Pakar Hukum Pidana UII: Pemerintah Lambat Tangani Kasus Al Zaytun

Upaya yang dilakukan pemerintah melalui Menkopolhukam tetap patut diapresiasi.

Rep: Febrianto Adi Saputro/ Red: Fernan Rahadi
Pimpinan Pondok Pesantren Al Zaytun Panji Gumilang menyapa jurnalis saat tiba di Gedung Sate, Jalan Diponegoro, Kota Bandung, Jawa Barat, Jumat (23/6/2023).
Foto: ABDAN SYAKURA/REPUBLIKA
Pimpinan Pondok Pesantren Al Zaytun Panji Gumilang menyapa jurnalis saat tiba di Gedung Sate, Jalan Diponegoro, Kota Bandung, Jawa Barat, Jumat (23/6/2023).
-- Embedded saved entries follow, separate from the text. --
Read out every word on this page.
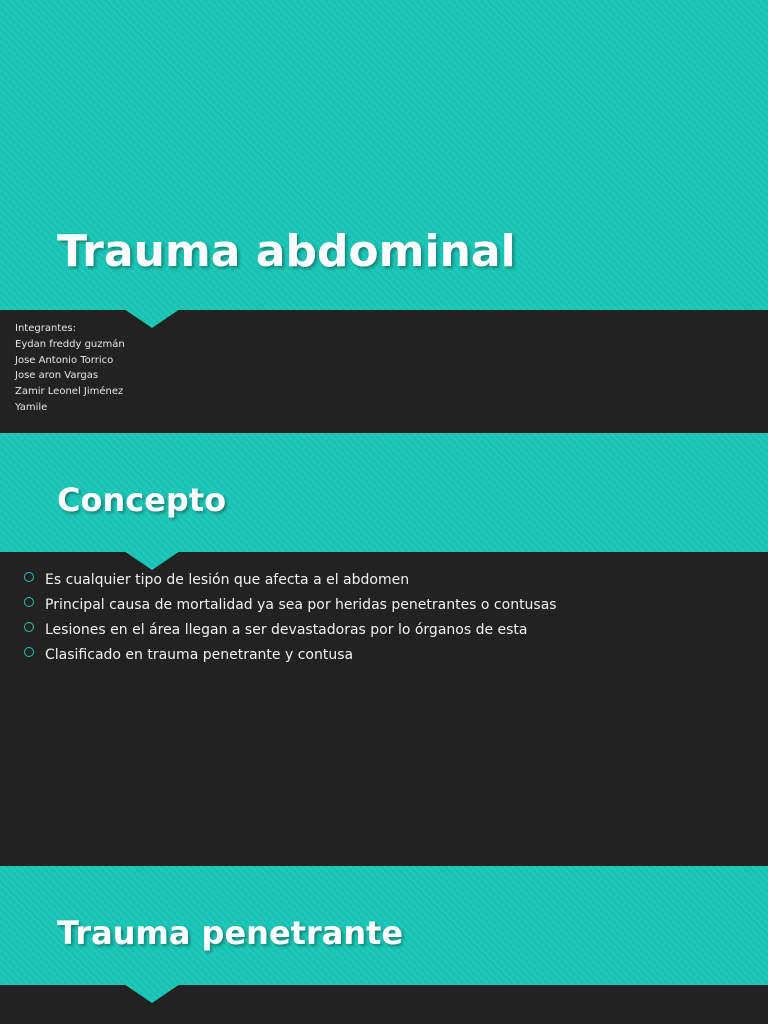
Trauma abdominal
Integrantes:
Eydan freddy guzmán
Jose Antonio Torrico
Jose aron Vargas
Zamir Leonel Jiménez
Yamile
Concepto
Es cualquier tipo de lesión que afecta a el abdomen
Principal causa de mortalidad ya sea por heridas penetrantes o contusas
Lesiones en el área llegan a ser devastadoras por lo órganos de esta
Clasificado en trauma penetrante y contusa
Trauma penetrante
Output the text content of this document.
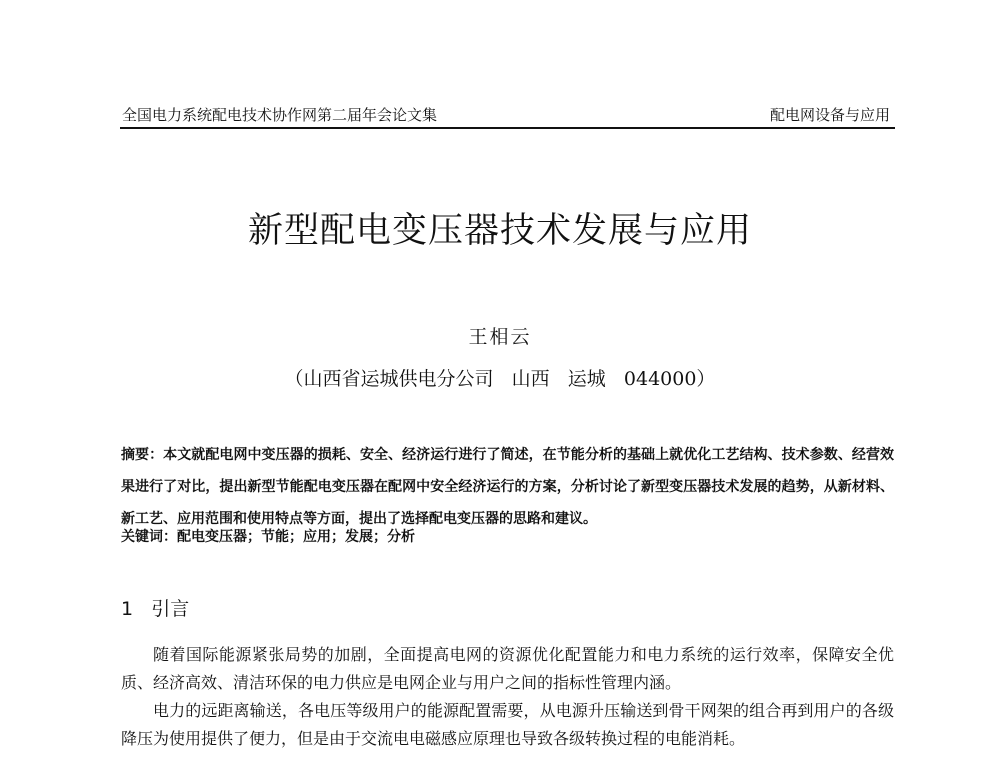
全国电力系统配电技术协作网第二届年会论文集	配电网设备与应用
新型配电变压器技术发展与应用
王相云
（山西省运城供电分公司   山西   运城   044000）
摘要：本文就配电网中变压器的损耗、安全、经济运行进行了简述，在节能分析的基础上就优化工艺结构、技术参数、经营效果进行了对比，提出新型节能配电变压器在配网中安全经济运行的方案，分析讨论了新型变压器技术发展的趋势，从新材料、新工艺、应用范围和使用特点等方面，提出了选择配电变压器的思路和建议。
关键词：配电变压器；节能；应用；发展；分析
1   引言

随着国际能源紧张局势的加剧，全面提高电网的资源优化配置能力和电力系统的运行效率，保障安全优质、经济高效、清洁环保的电力供应是电网企业与用户之间的指标性管理内涵。

电力的远距离输送，各电压等级用户的能源配置需要，从电源升压输送到骨干网架的组合再到用户的各级降压为使用提供了便力，但是由于交流电电磁感应原理也导致各级转换过程的电能消耗。
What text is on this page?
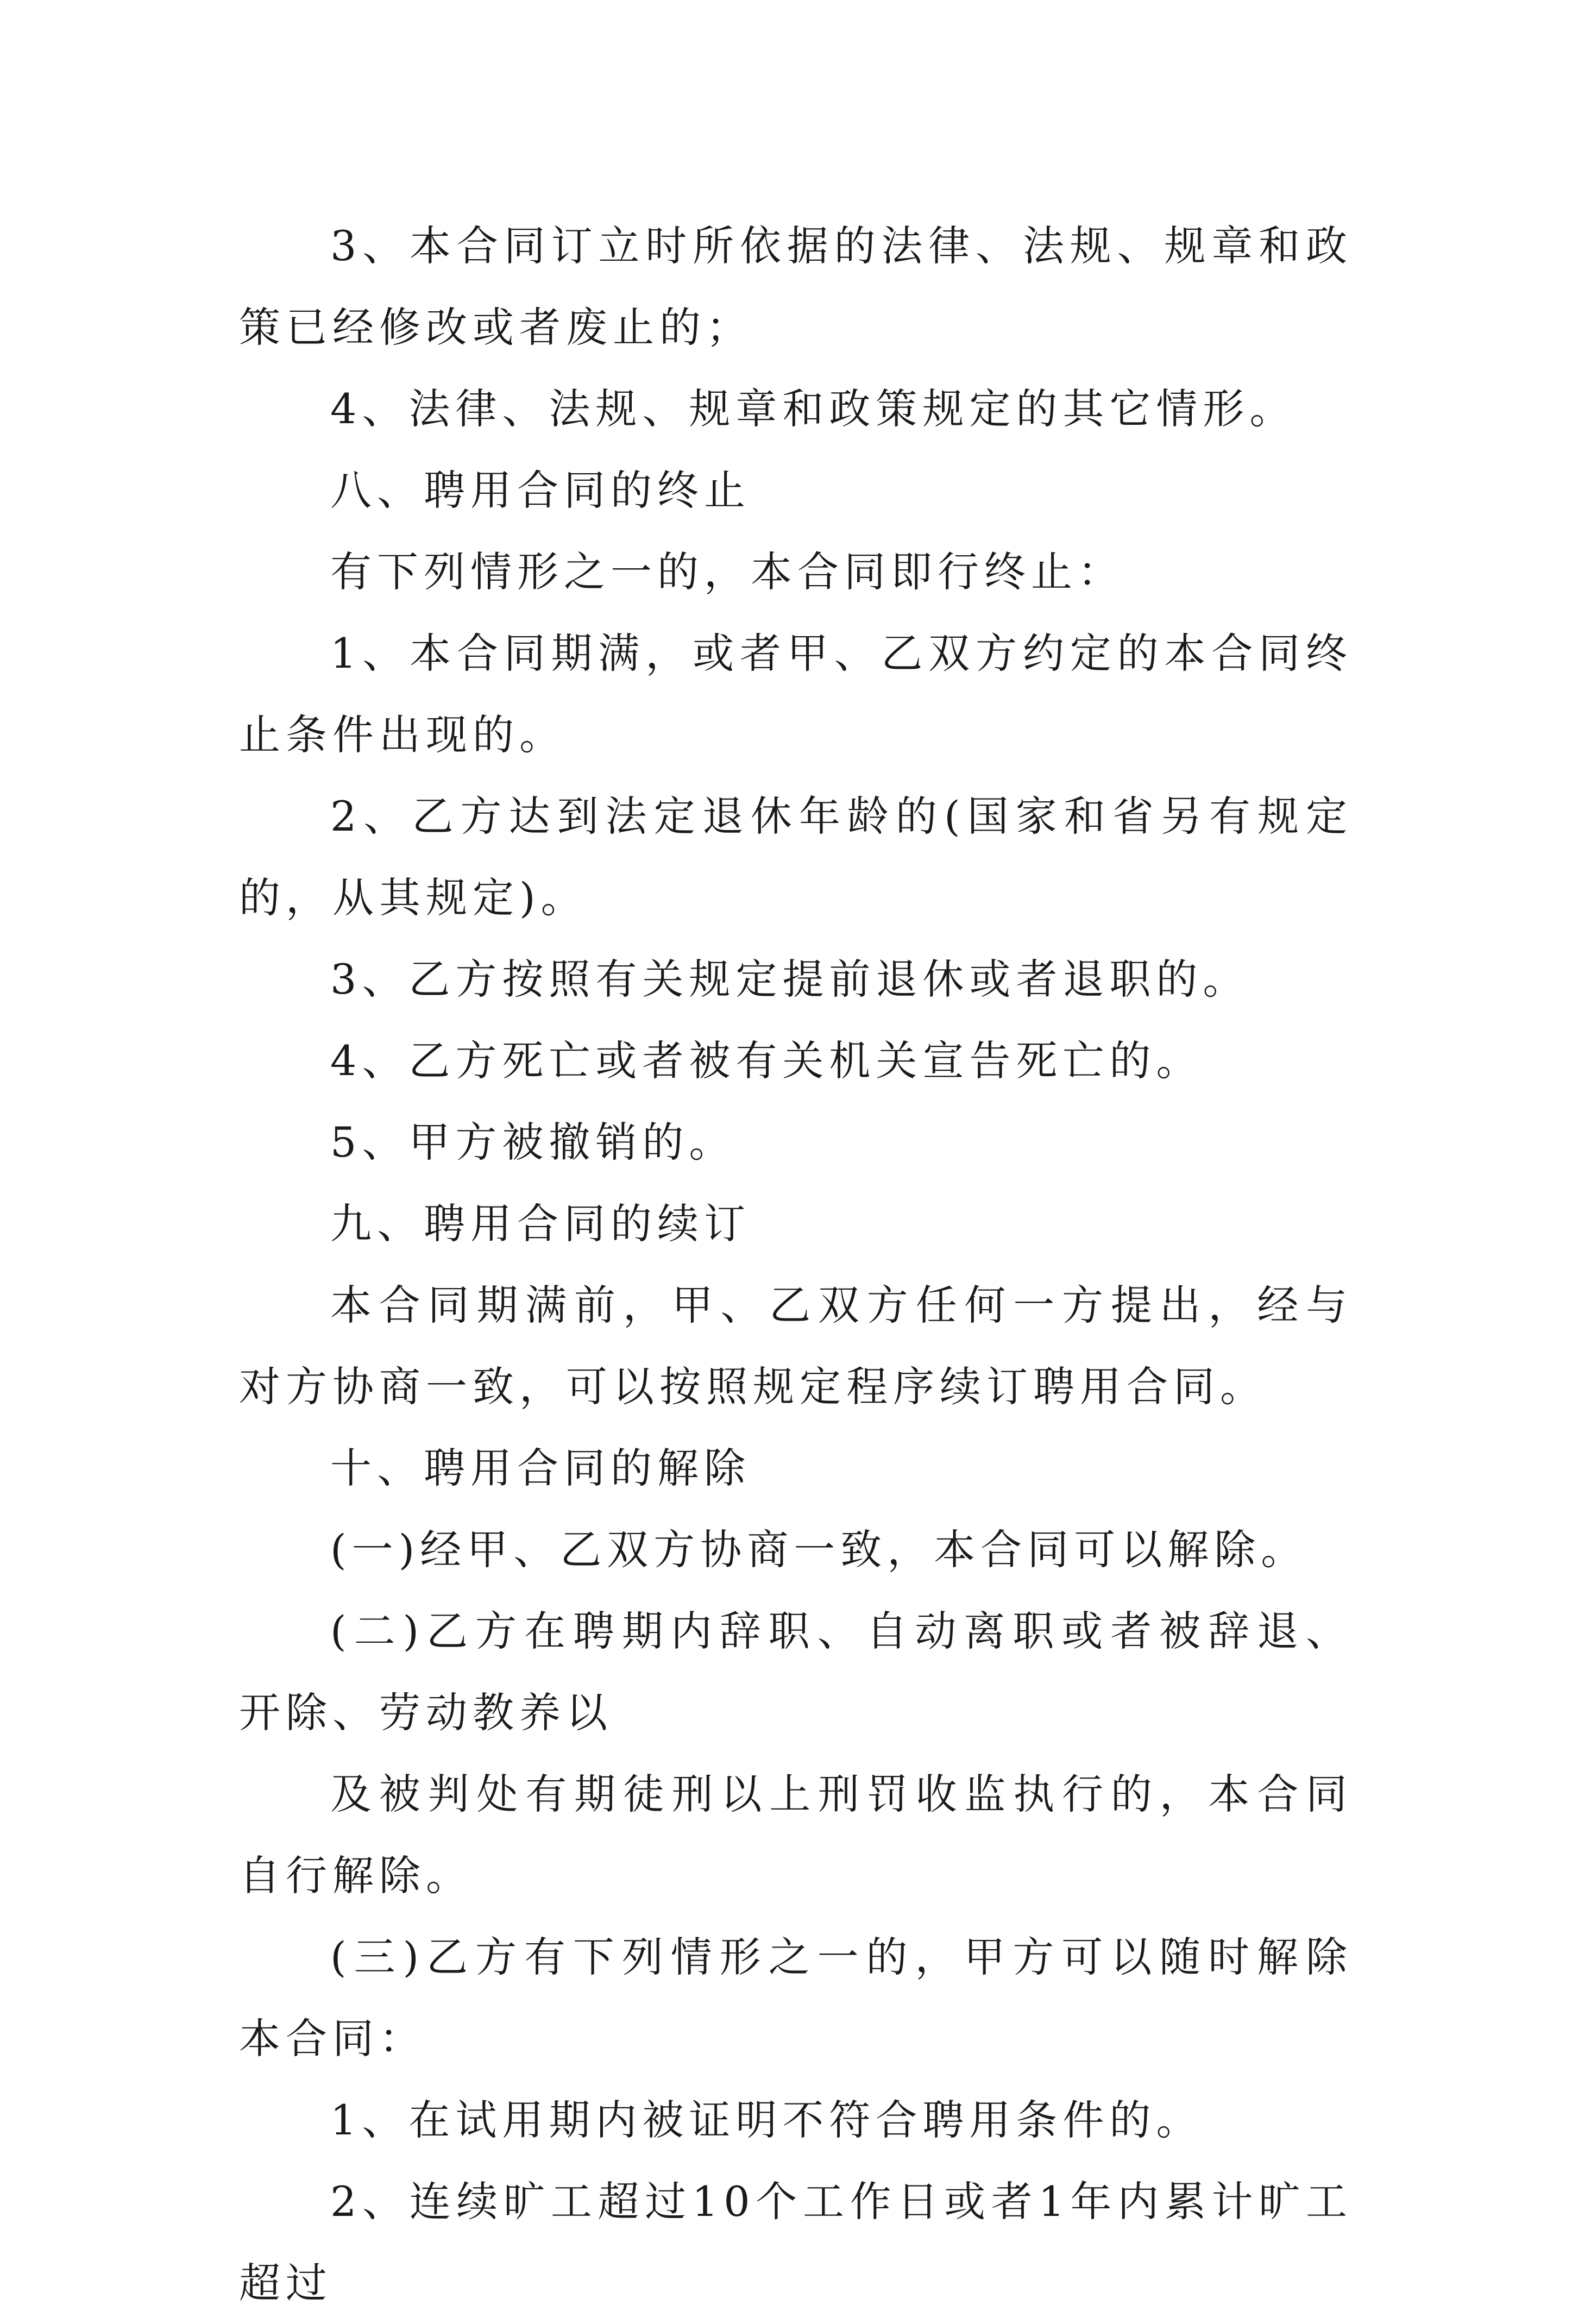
3、本合同订立时所依据的法律、法规、规章和政策已经修改或者废止的；

4、法律、法规、规章和政策规定的其它情形。

八、聘用合同的终止

有下列情形之一的，本合同即行终止：

1、本合同期满，或者甲、乙双方约定的本合同终止条件出现的。

2、乙方达到法定退休年龄的(国家和省另有规定的，从其规定)。

3、乙方按照有关规定提前退休或者退职的。

4、乙方死亡或者被有关机关宣告死亡的。

5、甲方被撤销的。

九、聘用合同的续订

本合同期满前，甲、乙双方任何一方提出，经与对方协商一致，可以按照规定程序续订聘用合同。

十、聘用合同的解除

(一)经甲、乙双方协商一致，本合同可以解除。

(二)乙方在聘期内辞职、自动离职或者被辞退、开除、劳动教养以

及被判处有期徒刑以上刑罚收监执行的，本合同自行解除。

(三)乙方有下列情形之一的，甲方可以随时解除本合同：

1、在试用期内被证明不符合聘用条件的。

2、连续旷工超过10个工作日或者1年内累计旷工超过
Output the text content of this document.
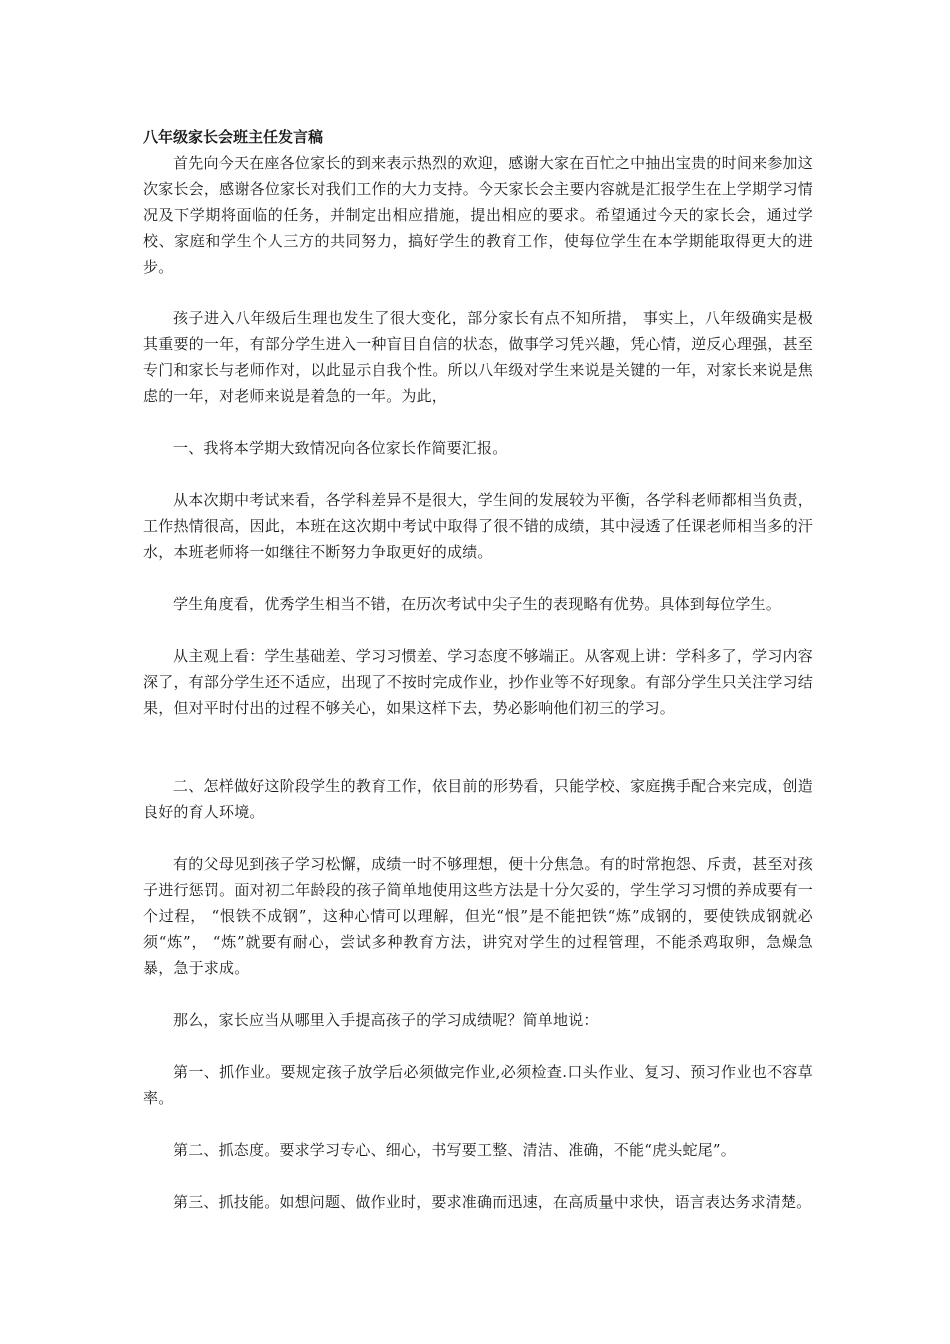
八年级家长会班主任发言稿

首先向今天在座各位家长的到来表示热烈的欢迎，感谢大家在百忙之中抽出宝贵的时间来参加这次家长会，感谢各位家长对我们工作的大力支持。今天家长会主要内容就是汇报学生在上学期学习情况及下学期将面临的任务，并制定出相应措施，提出相应的要求。希望通过今天的家长会，通过学校、家庭和学生个人三方的共同努力，搞好学生的教育工作，使每位学生在本学期能取得更大的进步。

孩子进入八年级后生理也发生了很大变化，部分家长有点不知所措， 事实上，八年级确实是极其重要的一年，有部分学生进入一种盲目自信的状态，做事学习凭兴趣，凭心情，逆反心理强，甚至专门和家长与老师作对，以此显示自我个性。所以八年级对学生来说是关键的一年，对家长来说是焦虑的一年，对老师来说是着急的一年。为此，

一、我将本学期大致情况向各位家长作简要汇报。

从本次期中考试来看，各学科差异不是很大，学生间的发展较为平衡，各学科老师都相当负责，工作热情很高，因此，本班在这次期中考试中取得了很不错的成绩，其中浸透了任课老师相当多的汗水，本班老师将一如继往不断努力争取更好的成绩。

学生角度看，优秀学生相当不错，在历次考试中尖子生的表现略有优势。具体到每位学生。

从主观上看：学生基础差、学习习惯差、学习态度不够端正。从客观上讲：学科多了，学习内容深了，有部分学生还不适应，出现了不按时完成作业，抄作业等不好现象。有部分学生只关注学习结果，但对平时付出的过程不够关心，如果这样下去，势必影响他们初三的学习。

二、怎样做好这阶段学生的教育工作，依目前的形势看，只能学校、家庭携手配合来完成，创造良好的育人环境。

有的父母见到孩子学习松懈，成绩一时不够理想，便十分焦急。有的时常抱怨、斥责，甚至对孩子进行惩罚。面对初二年龄段的孩子简单地使用这些方法是十分欠妥的，学生学习习惯的养成要有一个过程， “恨铁不成钢”，这种心情可以理解，但光“恨”是不能把铁“炼”成钢的，要使铁成钢就必须“炼”， “炼”就要有耐心，尝试多种教育方法，讲究对学生的过程管理，不能杀鸡取卵，急燥急暴，急于求成。

那么，家长应当从哪里入手提高孩子的学习成绩呢？简单地说：

第一、抓作业。要规定孩子放学后必须做完作业,必须检查.口头作业、复习、预习作业也不容草率。

第二、抓态度。要求学习专心、细心，书写要工整、清洁、准确，不能“虎头蛇尾”。

第三、抓技能。如想问题、做作业时，要求准确而迅速，在高质量中求快，语言表达务求清楚。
REPUBLIKA.CO.ID, SLEMAN -- Pakar Hukum Pidana Universitas Islam Indonesia  (UII) Ari Wibowo mengomentari soal langkah yang dilakukan pemerintah dalam menangani polemik Al Zaytun. Menurutnya langkah pemerintah dalam menyelesaikan polemik tersebut cenderung lambat.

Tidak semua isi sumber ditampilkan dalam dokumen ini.